Early on Friday, Trump said he might cancel the meeting. Later he said: “I haven’t cancelled, but I don’t know that we’re gonna have it. But I’m gonna be there regardless, so I would assume we might have it.”
The new Chinese controls require foreign companies that export products with rare earths from China to get approval from Beijing. Combined with Trump’s response, they obliterated the trade ceasefire between the powers.
“Two huge heavyweights in the ring.
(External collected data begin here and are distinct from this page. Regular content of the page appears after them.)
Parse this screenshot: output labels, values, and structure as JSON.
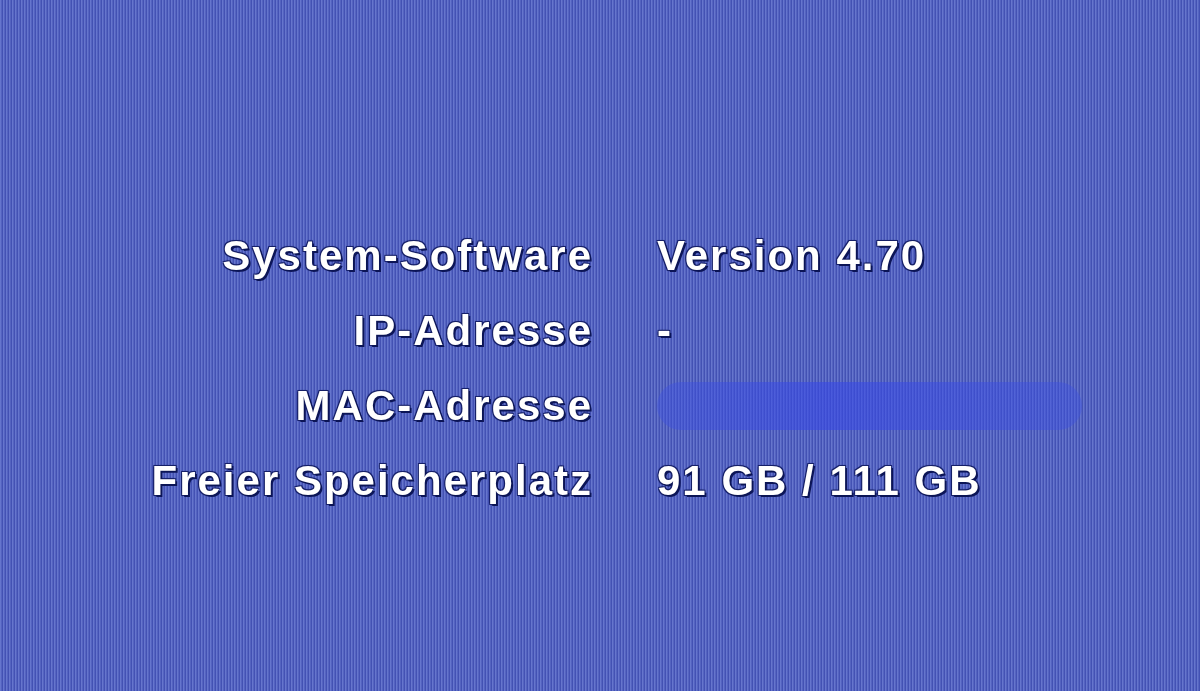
{
  "system_info": {
    "rows": [
      {
        "label": "System-Software",
        "value": "Version 4.70",
        "redacted": false
      },
      {
        "label": "IP-Adresse",
        "value": "-",
        "redacted": false
      },
      {
        "label": "MAC-Adresse",
        "redacted": true
      },
      {
        "label": "Freier Speicherplatz",
        "value": "91 GB / 111 GB",
        "redacted": false
      }
    ]
  }
}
I haven’t had so much fun since the Thrilla in Manila,” said a second former US official, referring to the 1975 boxing match in the Philippines between Muhammad Ali and Joe Frazier.
In his first comments about the issue, Trump had lashed out at China, describing the controls as “very hostile”. He said that, beyond tariffs, many other countermeasures were “under serious consideration”.
His reaction sparked hope among some China hawks in his administration, who have been frustrated that he has prevented them for taking tough security actions to avoid jeopardising the trade talks and the summit.
One US official said “Christmas has come early” for the China hawks.
Those hawks are hoping that China has angered Trump so much that he will allow them to start taking aggressive measures — just as he gave the green light for tough security actions against Beijing in 2020 after blaming China for Covid-19 when his handling of the pandemic came under criticism.
“The China hawks in the administration must feel vindicated as they have watched with dismay as Trump has taken a more conciliatory approach towards China in recent months,” said Wendy Cutler, vice-president of the Asia Society Policy Institute.
People familiar with the situation said the US was preparing a range of possible retaliatory actions, including sanctions on Chinese companies, new export controls, and putting Chinese groups on a trade blacklist.
Experts are debating whether China has overplayed its hand with the export controls, or whether Trump’s response is playing into Beijing’s hands.
Dennis Wilder, a former CIA China expert, said Trump was doing what Xi wanted — reacting emotionally.
“Trump is embarrassed and must protect himself from the hawks’ criticism,” Wilder said. “Xi had to know exactly how Trump would react. He has upped the ante in the great poker game. Does Trump fold or put his chips in?”
But others argued that China had misread the US. “This week’s export control expansion looks like a miscalculation. What Beijing sees as leverage, Washington sees as betrayal,” said Craig Singleton, a China expert at the Foundation for the Defense of Democracies.
John Moolenaar, the Republican chair of the House China committee, said China had “fired a loaded gun at the American economy”. He urged Congress to pass legislation to counter Beijing, including a bipartisan bill that would revoke China’s permanent normal trade relations status.
The first former US official said the key to what happens next between Beijing and Washington depended on how Xi reacted to Trump’s threat.
“The Chinese move has shattered everything. Xi is not going to say mea culpa,” he said. “His approach has been maximum engagement, zero concessions and asymmetrical strong retaliation.”
Nazak Nikakhtar, a trade lawyer at Wiley Rein, argued that China was unlikely to back down, particularly after watching US markets fall earlier this year when Trump imposed 145 per cent tariffs on its goods.
“Some think this is a negotiation, but they have got Xi all wrong,” said Nikakhtar, a commerce department official in Trump’s first term. “This time, China will not give in to the threats. And as Xi watches our markets go down, his position is that the US is shooting itself in the foot.”
But Wang Wen, a dean at China’s Renmin University, said the new tensions would be resolved through negotiations.
“China’s countermeasures . . . are advantageous and will ultimately lead to the US returning to the negotiation table,” said Wang.
“China has become accustomed to the ‘paper tiger’ behaviour of the US.”